Además de las ideas ligadas a la maternidad, la película recurre a la noción de identidad y duplicidad, lo que representa de manera visual a través de imágenes de espejos. No todos los elementos presentes en la obra son fáciles de entender, y puede que haya algunos que ni siquiera se entiendan después de verla varias veces, pero esa ambigüedad no termina siendo algo negativo ya que permite agrandar al aire enigmático de la cinta. Encasillar los temas presentes en una obra artística, diseccionándola hasta convertirla en un ser inerte, se ha convertido en una lamentable tendencia durante el último tiempo, siendo una conducta que desconoce la capacidad de esos trabajos para apelar no al cerebro de los espectadores, sino que a algo más profundo, como ocurre en este caso.

Son varios los elementos que ayudan a Guadagnino a crear la poderosa atmósfera de la obra, sobre todo la banda sonora de Thom Yorke, vocalista de Radiohead. Este es el primer trabajo de Yorke como compositor de un largometraje de ficción, un paso que da luego de que el guitarrista de esa banda, Jonny Greenwood, trabajara en las cintas más recientes del director Paul Thomas Anderson. Su música captura el aire inquietante de la película, el que acompaña con melodías de extraña belleza, combinando esas dos ideas que, a priori, podrían parecer opuestas entre sí.

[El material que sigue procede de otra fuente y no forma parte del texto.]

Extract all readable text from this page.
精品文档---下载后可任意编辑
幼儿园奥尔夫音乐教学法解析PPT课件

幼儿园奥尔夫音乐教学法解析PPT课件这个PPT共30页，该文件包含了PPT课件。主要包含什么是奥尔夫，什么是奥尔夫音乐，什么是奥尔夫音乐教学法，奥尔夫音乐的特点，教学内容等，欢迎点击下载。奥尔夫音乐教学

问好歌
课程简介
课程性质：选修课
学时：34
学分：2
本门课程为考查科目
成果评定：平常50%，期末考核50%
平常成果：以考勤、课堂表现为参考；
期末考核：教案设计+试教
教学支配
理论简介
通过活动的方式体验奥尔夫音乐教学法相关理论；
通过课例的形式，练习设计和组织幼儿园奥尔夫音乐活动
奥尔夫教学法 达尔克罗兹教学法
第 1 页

Hay que admitir que, ante obras tan particulares como esta, la predisposición del espectador es esencial, y tuve la suerte de ser hipnotizado por lo que la película quería lograr. De vez cuando aparecen cintas que sin pedir permiso aspiran a llegar al Panteón del cine, a ese lugar donde están los títulos inmortales del séptimo arte, lo que pretenden con una mezcla de audacia y mérito artístico. No son películas que se conforman solo con ser buenas, sino que quieren lograr algo más. Es como ver los primeros minutos de There Will Be Blood (2007), donde el personaje de Daniel Day-Lewis lucha contra la naturaleza de forma silenciosa, sin decir una palabra, en una secuencia que nos demuestra que estamos ante una obra superior.

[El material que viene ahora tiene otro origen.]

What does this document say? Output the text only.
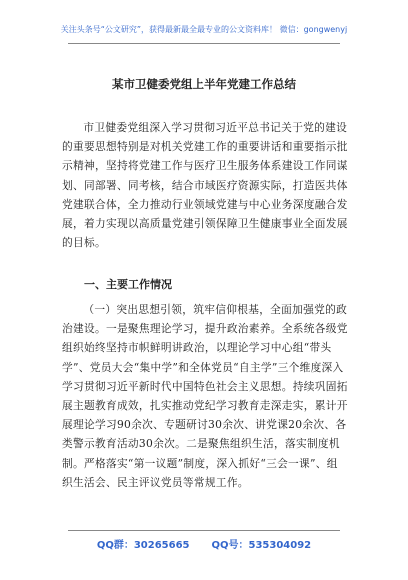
关注头条号“公文研究”，获得最新最全最专业的公文资料库！ 微信：gongwenyj
某市卫健委党组上半年党建工作总结

市卫健委党组深入学习贯彻习近平总书记关于党的建设的重要思想特别是对机关党建工作的重要讲话和重要指示批示精神，坚持将党建工作与医疗卫生服务体系建设工作同谋划、同部署、同考核，结合市域医疗资源实际，打造医共体党建联合体，全力推动行业领域党建与中心业务深度融合发展，着力实现以高质量党建引领保障卫生健康事业全面发展的目标。

一、主要工作情况

（一）突出思想引领，筑牢信仰根基，全面加强党的政治建设。一是聚焦理论学习，提升政治素养。全系统各级党组织始终坚持市帜鲜明讲政治，以理论学习中心组“带头学”、党员大会“集中学”和全体党员“自主学”三个维度深入学习贯彻习近平新时代中国特色社会主义思想。持续巩固拓展主题教育成效，扎实推动党纪学习教育走深走实，累计开展理论学习90余次、专题研讨30余次、讲党课20余次、各类警示教育活动30余次。二是聚焦组织生活，落实制度机制。严格落实“第一议题”制度，深入抓好“三会一课”、组织生活会、民主评议党员等常规工作。

QQ群：30265665 QQ号：535304092
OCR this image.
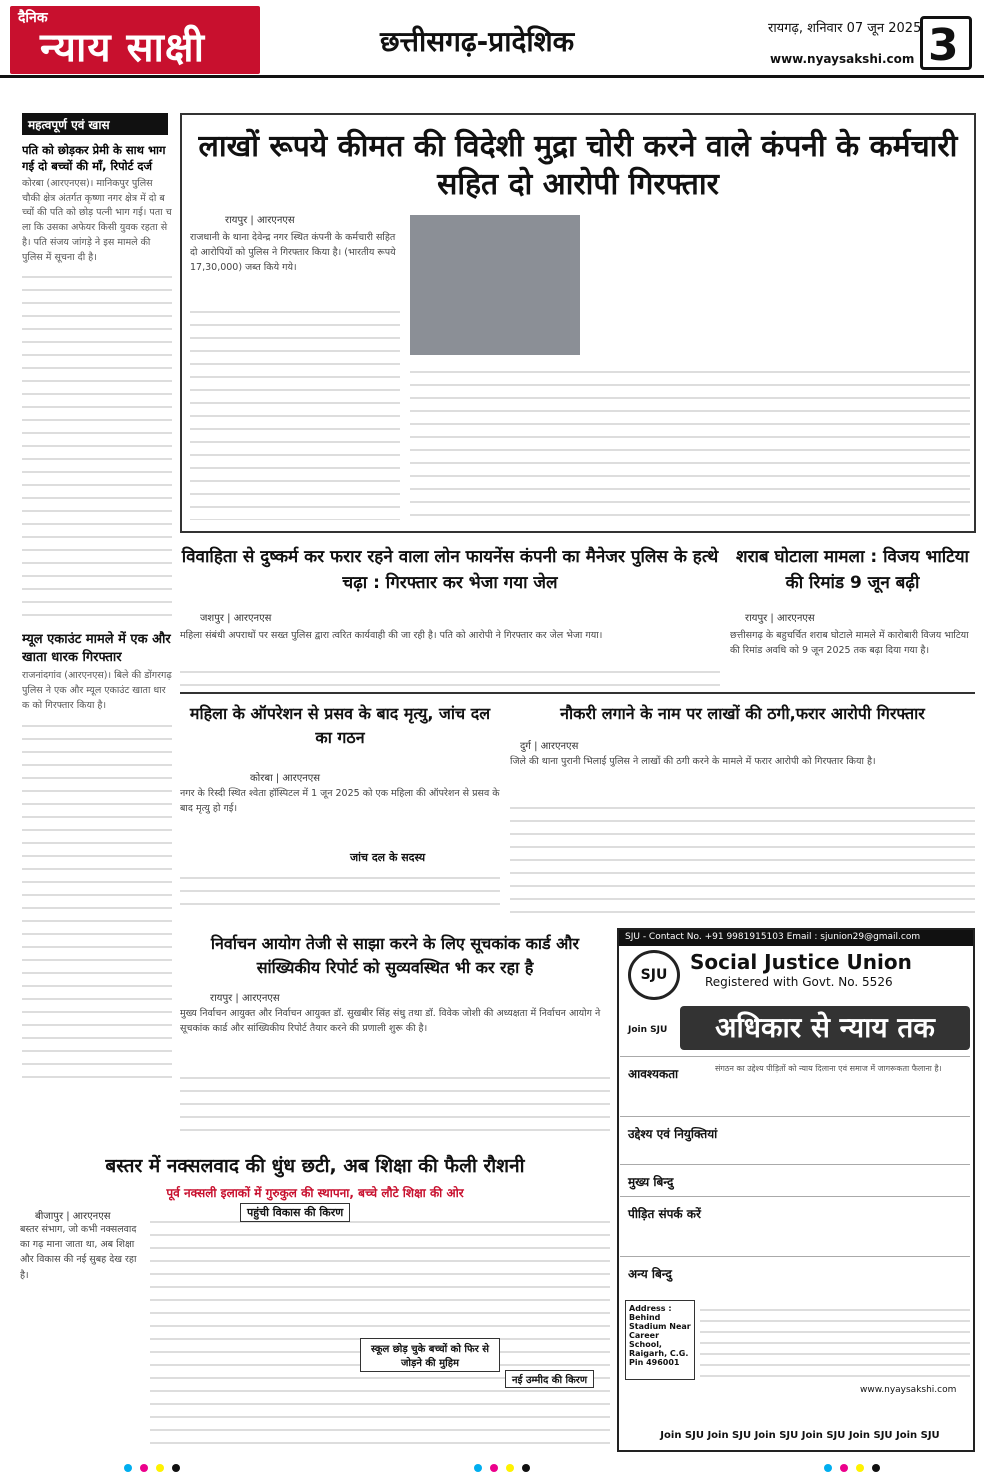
दैनिक
न्याय साक्षी	छत्तीसगढ़-प्रादेशिक	रायगढ़, शनिवार 07 जून 2025
www.nyaysakshi.com 3
महत्वपूर्ण एवं खास
पति को छोड़कर प्रेमी के साथ भाग गई दो बच्चों की माँ, रिपोर्ट दर्ज
कोरबा (आरएनएस)। मानिकपुर पुलिस चौकी क्षेत्र अंतर्गत कृष्णा नगर क्षेत्र में दो बच्चों की पति को छोड़ पत्नी भाग गई। पता चला कि उसका अफेयर किसी युवक रहता से है। पति संजय जांगड़े ने इस मामले की पुलिस में सूचना दी है।
म्यूल एकाउंट मामले में एक और खाता धारक गिरफ्तार
राजनांदगांव (आरएनएस)। बिले की डोंगरगढ़ पुलिस ने एक और म्यूल एकाउंट खाता धारक को गिरफ्तार किया है।
लाखों रूपये कीमत की विदेशी मुद्रा चोरी करने वाले कंपनी के कर्मचारी सहित दो आरोपी गिरफ्तार
रायपुर | आरएनएस
राजधानी के थाना देवेन्द्र नगर स्थित कंपनी के कर्मचारी सहित दो आरोपियों को पुलिस ने गिरफ्तार किया है। (भारतीय रूपये 17,30,000) जब्त किये गये।
विवाहिता से दुष्कर्म कर फरार रहने वाला लोन फायनेंस कंपनी का मैनेजर पुलिस के हत्थे चढ़ा : गिरफ्तार कर भेजा गया जेल
जशपुर | आरएनएस
महिला संबंधी अपराधों पर सख्त पुलिस द्वारा त्वरित कार्यवाही की जा रही है। पति को आरोपी ने गिरफ्तार कर जेल भेजा गया।
शराब घोटाला मामला : विजय भाटिया की रिमांड 9 जून बढ़ी
रायपुर | आरएनएस
छत्तीसगढ़ के बहुचर्चित शराब घोटाले मामले में कारोबारी विजय भाटिया की रिमांड अवधि को 9 जून 2025 तक बढ़ा दिया गया है।
महिला के ऑपरेशन से प्रसव के बाद मृत्यु, जांच दल का गठन
कोरबा | आरएनएस
नगर के रिस्दी स्थित श्वेता हॉस्पिटल में 1 जून 2025 को एक महिला की ऑपरेशन से प्रसव के बाद मृत्यु हो गई।
जांच दल के सदस्य
नौकरी लगाने के नाम पर लाखों की ठगी,फरार आरोपी गिरफ्तार
दुर्ग | आरएनएस
जिले की थाना पुरानी भिलाई पुलिस ने लाखों की ठगी करने के मामले में फरार आरोपी को गिरफ्तार किया है।
निर्वाचन आयोग तेजी से साझा करने के लिए सूचकांक कार्ड और सांख्यिकीय रिपोर्ट को सुव्यवस्थित भी कर रहा है
रायपुर | आरएनएस
मुख्य निर्वाचन आयुक्त और निर्वाचन आयुक्त डॉ. सुखबीर सिंह संधु तथा डॉ. विवेक जोशी की अध्यक्षता में निर्वाचन आयोग ने सूचकांक कार्ड और सांख्यिकीय रिपोर्ट तैयार करने की प्रणाली शुरू की है।
बस्तर में नक्सलवाद की धुंध छटी, अब शिक्षा की फैली रौशनी
पूर्व नक्सली इलाकों में गुरुकुल की स्थापना, बच्चे लौटे शिक्षा की ओर
बीजापुर | आरएनएस
बस्तर संभाग, जो कभी नक्सलवाद का गढ़ माना जाता था, अब शिक्षा और विकास की नई सुबह देख रहा है।
पहुंची विकास की किरण
स्कूल छोड़ चुके बच्चों को फिर से जोड़ने की मुहिम
नई उम्मीद की किरण
SJU - Contact No. +91 9981915103 Email : sjunion29@gmail.com
SJU
Join SJU
Social Justice Union
Registered with Govt. No. 5526
अधिकार से न्याय तक
आवश्यकता	संगठन का उद्देश्य पीड़ितों को न्याय दिलाना एवं समाज में जागरूकता फैलाना है।
उद्देश्य एवं नियुक्तियां
मुख्य बिन्दु
पीड़ित संपर्क करें
अन्य बिन्दु
Address : Behind Stadium Near Career School, Raigarh, C.G. Pin 496001
www.nyaysakshi.com
Join SJU Join SJU Join SJU Join SJU Join SJU Join SJU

Algo parecido me pasó mientras veía Suspiria, ya que, con cada decisión tomada por su director, con cada elemento que reforzaba su visión y evitaba sucumbir a la presión de lo corriente, más me iba sumergiendo en ella. Ese efecto, sin embargo, se interrumpió en el clímax de la cinta, donde además de optar por una explosión de delirio y salvajismo -algo que en por si solo no me pareció negativo, dado que la obra se había ganado el derecho a intentar algo tan estrafalario-, revela algo acerca de la protagonista que no solo es difícil de comprender en términos de la lógica interna del relato, sino que además crea un desenlace algo arbitrario y no tan potente como uno esperaba. Sigue siendo una buena película, muy buena de hecho, pero no deja de ser frustrante que haya estado tan cerca de dar ese paso decisivo y finalmente no pudo hacerlo.